DARIO CRIPPA
Cronaca

La decima occupazione. Dal Collettivo Monzese al Foa Boccaccio: una storia lunga vent’anni

Gli antagonisti sono tornati alla carica a un mese dall’ultimo sgombero in via Timavo. Questa volta hanno scelto un’azienda abbandonata alla periferia della città.

La decima occupazione. Dal Collettivo Monzese al Foa Boccaccio: una storia lunga vent’anni

La decima occupazione. Dal Collettivo Monzese al Foa Boccaccio: una storia lunga vent’anni

Iniziao tutto il 12 luglio di 20 anni fa. Un gruppo di ragazzi, fra loro anche ex studenti del liceo classico Zucchi, prendono possesso dell’ex Macello in via Procaccini. "Occupare non è un reato ma l’esigenza di chi non ha un’alternativa": scrivono su un volantino.

Era durata poco. Trattandosi di un edificio pubblico, nonostante le trattative con l’allora assessore all’Istruzione (e attuale sindaco) Paolo Pilotto e professore di religione proprio di alcuni di quei giovani, lo sgombero era arrivato nel giro di poche ore. Non sarebbe stato il primo. Tra occupazioni, sgomberi e rioccupazioni, l’esperienza del centro sociale di Monza non è mai tramontata. Era nata la cellula dell’attuale Foa (Fabbrica occupata autogestita) Boccaccio. Come ricostruito qualche anno fa dai suoi stessi protagonisti. "Si decide di puntare su un’area privata, l’ex tintoria de Simoni di via Boccaccio, in disuso da tempo e abbandonata del tutto dopo l’alluvione del 2002". Dopo l’occupazione nel novembre 2003, "negli ottomila metri quadri in riva al Lambro prende vita ufficialmente l’esperienza della Fabbrica Occupata Autogestita Boccaccio 003. Dopo solo un paio di settimane ci sgomberano, ma il gruppo non demorde". Il 24 aprile 2004 si occupa di nuovo di nuovo in via Boccaccio: dura fino a luglio 2008. Dopo il tentativo di occupazione (subito abortito) nel dicembre del 2008 in via Arnaldo da Brescia, nel giugno 2009 tocca all’ex cinema Apollo, in via Lecco. Sarà il momento più “caldo”, lo sgombero va in scena pochi giorni dopo e non sarà pacifico, fra manganellate, ma anche calci negli stinchi ai poliziotti. Altre occupazioni e sgomberi (via Aspromonte, via Durini), e nell’ottobre 2011 quello che sembra l’approdo definitivo: l’ex campo sportivo Verga di via Rosmini 11. Ma nulla è mai definitivo, specie se illegale. Il Cai di Monza compra l’area nel 2019 per farci anche una parete da arrampicata. Nel 2021 lo sgombero. "È stata ripristinata la legalità", aveva commentato il sindaco Dario Allevi. "Non bisogna rischiare di cadere nell’equivoco della contrapposizione politica. La questione è molto più semplice: un’area privata non può essere occupata abusivamente. Il nostro ordinamento non prevede l’esproprio proletario. Riteniamo che nella nostra città non possano esistere “zone franche” e l’occupazione non poteva essere più tollerata". Ma il Boccaccio non molla. Tempo pochi giorni e si sposta di una cinquantina di metri e occupa l’ex deposito di autobus di via Timavo 12. Ricomincia il balletto, le proteste dei residenti, il cambio di Giunta, poi arriva il nubifragio dello scorso 24 luglio. Volano tetti, si scopre che dentro c’era amianto. Un ottimo pretesto.

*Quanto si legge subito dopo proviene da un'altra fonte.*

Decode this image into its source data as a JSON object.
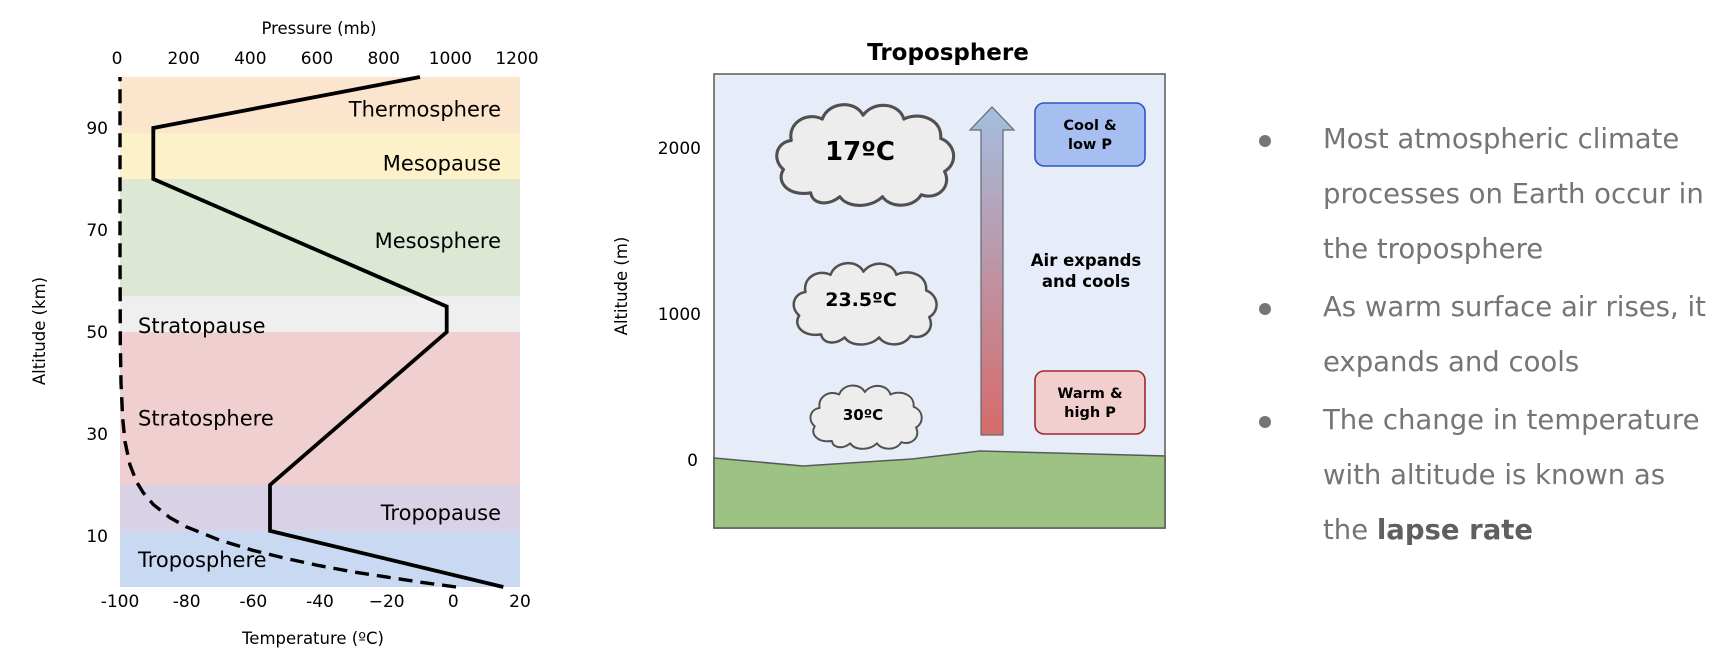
{
  "atmosphere_chart": {
    "pressure_title": "Pressure (mb)",
    "pressure_ticks": [
      "0",
      "200",
      "400",
      "600",
      "800",
      "1000",
      "1200"
    ],
    "altitude_title": "Altitude (km)",
    "altitude_ticks": [
      "10",
      "30",
      "50",
      "70",
      "90"
    ],
    "temperature_title": "Temperature (ºC)",
    "temperature_ticks": [
      "-100",
      "-80",
      "-60",
      "-40",
      "−20",
      "0",
      "20"
    ],
    "layers": [
      {
        "label": "Troposphere",
        "color": "#c9d9f2"
      },
      {
        "label": "Tropopause",
        "color": "#d9d2e6"
      },
      {
        "label": "Stratosphere",
        "color": "#efcfcf"
      },
      {
        "label": "Stratopause",
        "color": "#efefef"
      },
      {
        "label": "Mesosphere",
        "color": "#dce8d4"
      },
      {
        "label": "Mesopause",
        "color": "#fdf1c9"
      },
      {
        "label": "Thermosphere",
        "color": "#fbe5cd"
      }
    ],
    "temperature_profile": [
      [
        15,
        0
      ],
      [
        -55,
        11
      ],
      [
        -55,
        20
      ],
      [
        -2,
        50
      ],
      [
        -2,
        55
      ],
      [
        -90,
        80
      ],
      [
        -90,
        90
      ],
      [
        -10,
        100
      ]
    ],
    "pressure_profile": [
      [
        1013,
        0
      ],
      [
        900,
        1
      ],
      [
        800,
        2
      ],
      [
        700,
        3
      ],
      [
        600,
        4.2
      ],
      [
        500,
        5.6
      ],
      [
        400,
        7.2
      ],
      [
        300,
        9.2
      ],
      [
        200,
        11.8
      ],
      [
        150,
        13.6
      ],
      [
        100,
        16.2
      ],
      [
        70,
        18.5
      ],
      [
        50,
        20.6
      ],
      [
        30,
        24
      ],
      [
        15,
        28.5
      ],
      [
        8,
        33
      ],
      [
        3,
        40
      ],
      [
        1,
        48
      ],
      [
        0.5,
        55
      ],
      [
        0,
        65
      ],
      [
        0,
        100
      ]
    ]
  },
  "troposphere_diagram": {
    "title": "Troposphere",
    "altitude_title": "Altitude (m)",
    "altitude_ticks": [
      "2000",
      "1000",
      "0"
    ],
    "clouds": [
      "17ºC",
      "23.5ºC",
      "30ºC"
    ],
    "arrow_label": [
      "Air expands",
      "and cools"
    ],
    "top_box": [
      "Cool &",
      "low P"
    ],
    "bottom_box": [
      "Warm &",
      "high P"
    ]
  },
  "bullets": [
    {
      "text": "Most atmospheric climate processes on Earth occur in the troposphere"
    },
    {
      "text": "As warm surface air rises, it expands and cools"
    },
    {
      "text": "The change in temperature with altitude is known as the ",
      "bold": "lapse rate"
    }
  ]
}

E il primo agosto va in scena l’ennesimo sgombero: il Boccaccio deve sloggiare. Ma dura poco. Terminata l’estate (e le vacanze), il Boccaccio il 21 settembre torna a occupare: in via Val D’Ossola 4. Un’ex lattoneria abbandonata. Vicino alla Fossati Lamperti. Privato. Lontano dagli occhi e lontano dal cuore, per il momento.